A bayesian approach to the clustering problem with application to gene expression analysis

Abstract

This thesis investigates methods for extraction of information from gene expression time series data. These time series provide indirect measurements about the underlying biological mechanisms, hence their analysis heavily depends on statistical modelling techniques. One particularly popular analysis approach is clustering genes by their similarity of expression profiles. However, for scientific data analysis, clustering requires a rigorous methodology and Bayesian nonparametrics provides a promising framework. In this context, two novel models were developed: Infinite Multiway Mixture (IMM) that extends the standard infinite mixture model; and Infinite Mixture of Piecewise Linear Sequences (IMPLS) that assumes a specific structure for its mixture components, tailored towards gene expression time series.

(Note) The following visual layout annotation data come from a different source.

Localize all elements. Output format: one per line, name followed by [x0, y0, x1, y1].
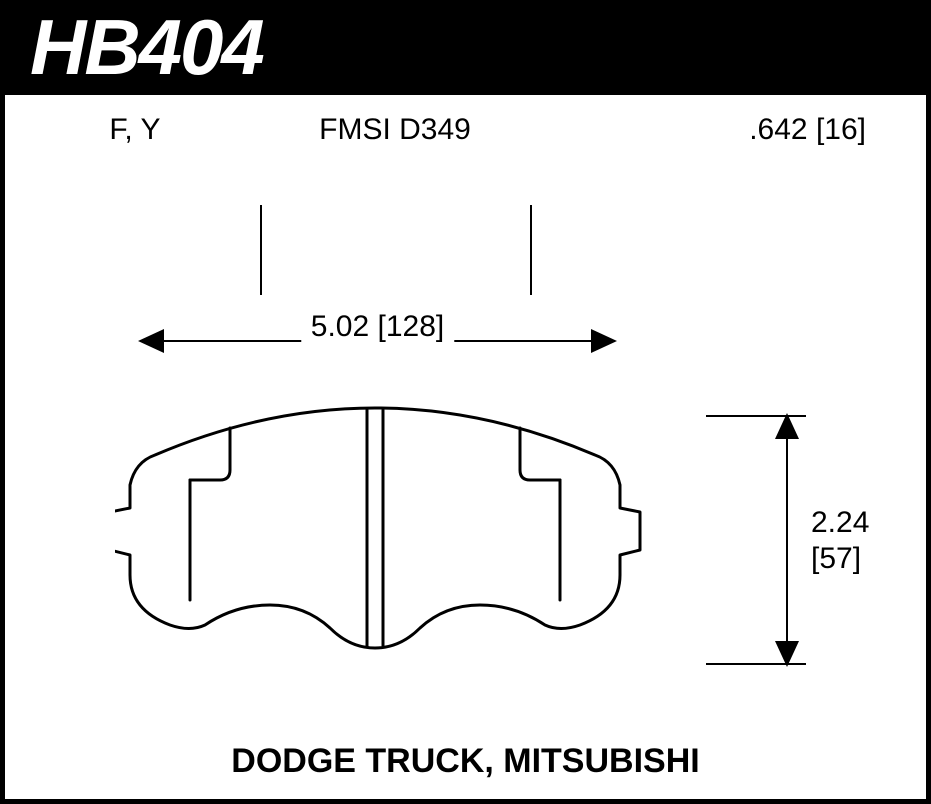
spec-fmsi: FMSI D349 [265, 113, 525, 147]
spec-row: F, Y FMSI D349 .642 [16] [5, 95, 926, 195]
spec-compounds: F, Y [5, 113, 265, 147]
brake-pad-outline [115, 400, 655, 680]
thickness-mm: 16 [824, 113, 857, 146]
width-in: 5.02 [311, 310, 369, 343]
part-number: HB404 [30, 2, 263, 93]
spec-thickness: .642 [16] [525, 113, 926, 147]
diagram-area: 5.02 [128] [5, 305, 926, 739]
height-in: 2.24 [811, 506, 869, 539]
height-dim-label: 2.24 [57] [811, 505, 869, 577]
height-dim-line [786, 415, 788, 665]
width-dimension: 5.02 [128] [140, 315, 615, 365]
arrow-down-icon [775, 641, 799, 667]
arrow-left-icon [138, 329, 164, 353]
width-mm: 128 [386, 310, 436, 343]
width-dim-label: 5.02 [128] [301, 310, 454, 344]
divider-2 [530, 205, 532, 295]
header-bar: HB404 [0, 0, 931, 95]
arrow-right-icon [591, 329, 617, 353]
divider-1 [260, 205, 262, 295]
height-mm: 57 [819, 542, 852, 575]
thickness-in: .642 [749, 113, 807, 146]
applications-label: DODGE TRUCK, MITSUBISHI [5, 742, 926, 781]
height-dimension: 2.24 [57] [766, 415, 886, 665]
content-frame: F, Y FMSI D349 .642 [16] 5.02 [128] [0, 95, 931, 804]
arrow-up-icon [775, 413, 799, 439]
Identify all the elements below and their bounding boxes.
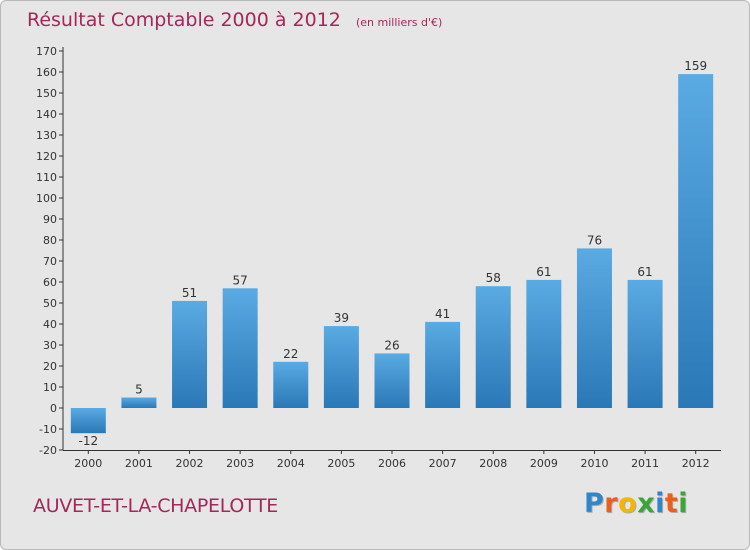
- chart-subtitle: (en milliers d'€): [355, 16, 443, 29]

In the Bayesian paradigm, the key object for gene analysis is the posterior distribution over partitionings, given the model and observed data. However, a posterior distribution over partitionings is a highly complicated object. Here, we apply Markov Chain Monte Carlo (MCMC) inference to obtain a sample from the posterior distribution of gene partitionings, and cluster genes by a heuristic algorithm. An alternative, novel approach for the analysis of distributions over partitions is also developed, that we named as entropy agglomeration (EA). We demonstrate the use of EA by a clustering experiment on a literary text, Ulysses by James Joyce. In our bioinformatics application CLUSTERnGO (CnG), the relevance of resulting clusters are evaluated by applying standard multiple hypothesis testing to compare them against previous biological knowledge encoded in terms of a Gene Ontology. The complete workflow of CnG consists of a four-phase pipeline (Configuration, Inference, Clustering, Evaluation).